MEDIA RELEASE 11 March 2020
Maternal Health Indicators
The Maternal health indicator report, released by Statistics South, shows an increase in births delivered in a health facility from 83% in 1998 to 96% in 2016. The results also indicate that a skilled health provider assists in nearly all deliveries (97%). A nurse or midwife delivered 68% of births and 29% were attended by a doctor. A noted increase in the proportion of births delivered in health facilities increased marginally for rural women, particularly in Eastern Cape, Limpopo, and Mpumalanga provinces. The majority of institutional deliveries took place at public sector health facilities.
The findings further show that the proportion of births delivered by caesarean section increased from 16% in 1998 to 24% in 2016. Caesarean section deliveries were highest amongst women aged 35-44 in 2016. Across provinces, the proportion of births delivered by caesarean section ranged from 17% in Limpopo to 29,4% in Western Cape in 2016. Across provinces, Western Cape, KwaZulu-Natal and Free State provinces had the highest proportion of births by caesarean section in the country. By household wealth quantile, caesarean section delivery is highest amongst the richest and richer households.
The results on antenatal care (ANC) indicate that there has been a slight change since 1998 in the proportion of women attending four or more ANC visits (74% in 1998 to 76% in 2016). Additionally, the proportion of women who had ANC in the first trimester increased from 28% in 1998 to 47% in 2016. The median number of months pregnant at the first ANC visit decreased from 5 to 4 months. Over time, the proportion of young women aged 15-19 attending four or more antenatal care visits increased.
Overall there was an increase in the proportion of women attending four or more ANC visits in rural areas (71,3% in 1998 to 79,7% in 2016), while there was a decline in four or more visits by urban area women (77,5% in 1998 to 73,2% in 2016).
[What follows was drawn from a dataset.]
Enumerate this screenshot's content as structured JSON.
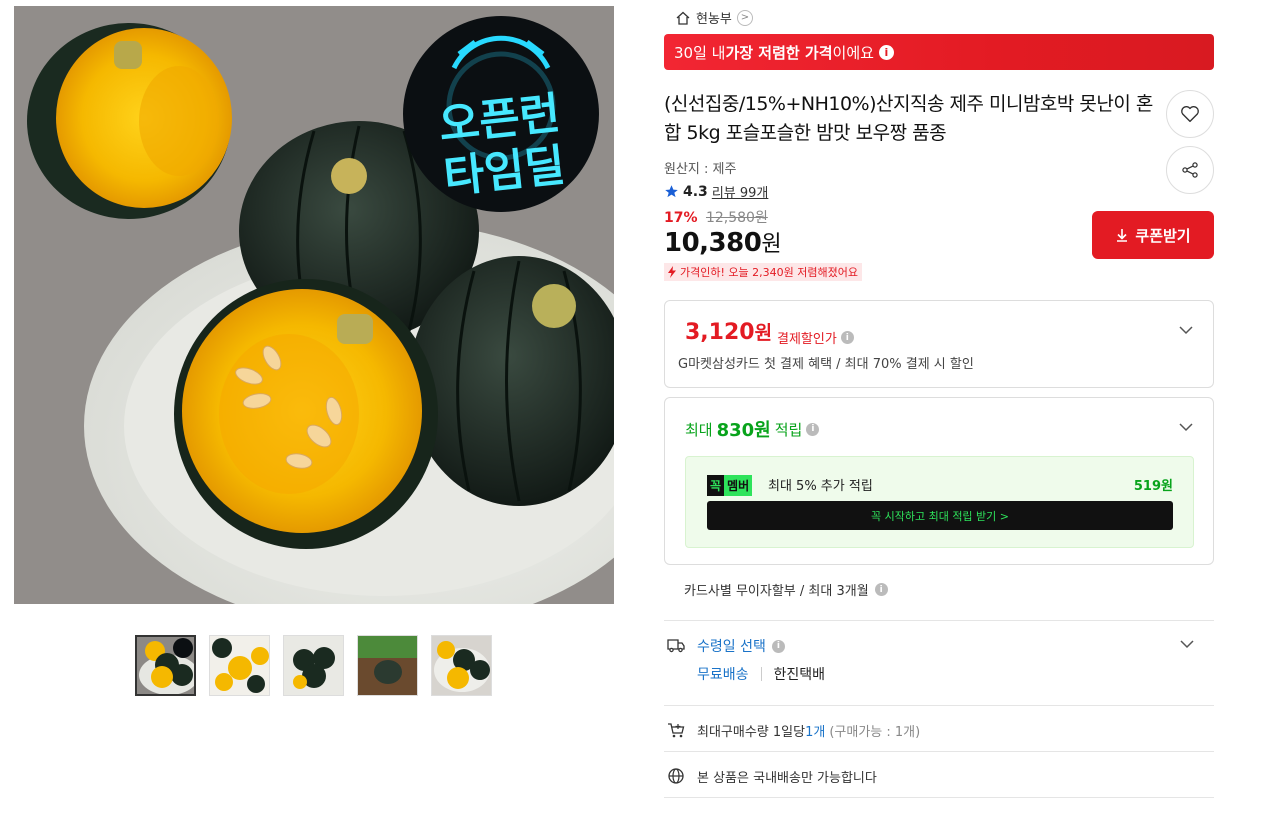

Four or more ANC visits by household wealth indicate that middle, richer and richest households had high ANC visits.
The proportion of women with four or more visits is much lower amongst women with no education (69,3) in 1998 and women with primary education in 2016 (69,8%) in 2016. Women with secondary education and higher education had a higher proportion of four or more antenatal care visits for their most recent pregnancy.
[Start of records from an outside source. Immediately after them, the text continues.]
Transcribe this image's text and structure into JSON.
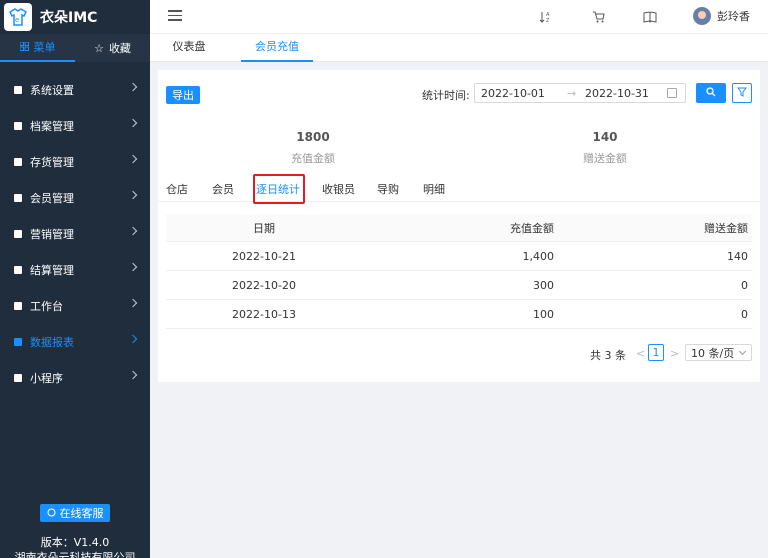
{
  "brand": {
    "name": "衣朵IMC"
  },
  "side_tabs": [
    {
      "label": "菜单",
      "icon": "grid-icon"
    },
    {
      "label": "收藏",
      "icon": "star-icon"
    }
  ],
  "menu": [
    {
      "label": "系统设置"
    },
    {
      "label": "档案管理"
    },
    {
      "label": "存货管理"
    },
    {
      "label": "会员管理"
    },
    {
      "label": "营销管理"
    },
    {
      "label": "结算管理"
    },
    {
      "label": "工作台"
    },
    {
      "label": "数据报表"
    },
    {
      "label": "小程序"
    }
  ],
  "sidebar_footer": {
    "service_label": "在线客服",
    "version": "版本：V1.4.0",
    "company": "湖南衣朵云科技有限公司"
  },
  "header": {
    "user_name": "彭玲香"
  },
  "top_tabs": [
    {
      "label": "仪表盘"
    },
    {
      "label": "会员充值"
    }
  ],
  "toolbar": {
    "export_label": "导出",
    "range_label": "统计时间:",
    "start_date": "2022-10-01",
    "arrow": "→",
    "end_date": "2022-10-31"
  },
  "stats": [
    {
      "value": "1800",
      "label": "充值金额"
    },
    {
      "value": "140",
      "label": "赠送金额"
    }
  ],
  "sub_tabs": [
    {
      "label": "仓店"
    },
    {
      "label": "会员"
    },
    {
      "label": "逐日统计"
    },
    {
      "label": "收银员"
    },
    {
      "label": "导购"
    },
    {
      "label": "明细"
    }
  ],
  "table": {
    "headers": [
      "日期",
      "充值金额",
      "赠送金额"
    ],
    "rows": [
      [
        "2022-10-21",
        "1,400",
        "140"
      ],
      [
        "2022-10-20",
        "300",
        "0"
      ],
      [
        "2022-10-13",
        "100",
        "0"
      ]
    ]
  },
  "pager": {
    "total": "共 3 条",
    "prev": "<",
    "page": "1",
    "next": ">",
    "page_size": "10 条/页"
  },
  "colors": {
    "accent": "#1890ff",
    "sidebar_bg": "#1f2d3d",
    "highlight": "#e02020"
  }
}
Safe motherhood programme recommends that women and their newborns receive a postnatal health check within 2 days after delivery. Findings from SADHS 2016 shows that in South Africa, 84% of mothers and 86% of newborns had a postnatal check during the first 2 days after delivery. By province, Western Cape and Free State have the highest proportion of women who received a timely postnatal health check (91% each), while KwaZulu-Natal has the lowest percentage (80,1%). Women who delivered in a health facility were much more likely to receive a postnatal health check during the first 2 days after birth than those who delivered elsewhere.
The report used data from South Africa Demographic and Health Surveys 1998 and 2016 to assess changes in selected maternal health care indicators. The results from this study showed that there has been an increase in the use of maternal health care services during the antenatal period, at delivery and after birth between 1998 and 2016 in South Africa.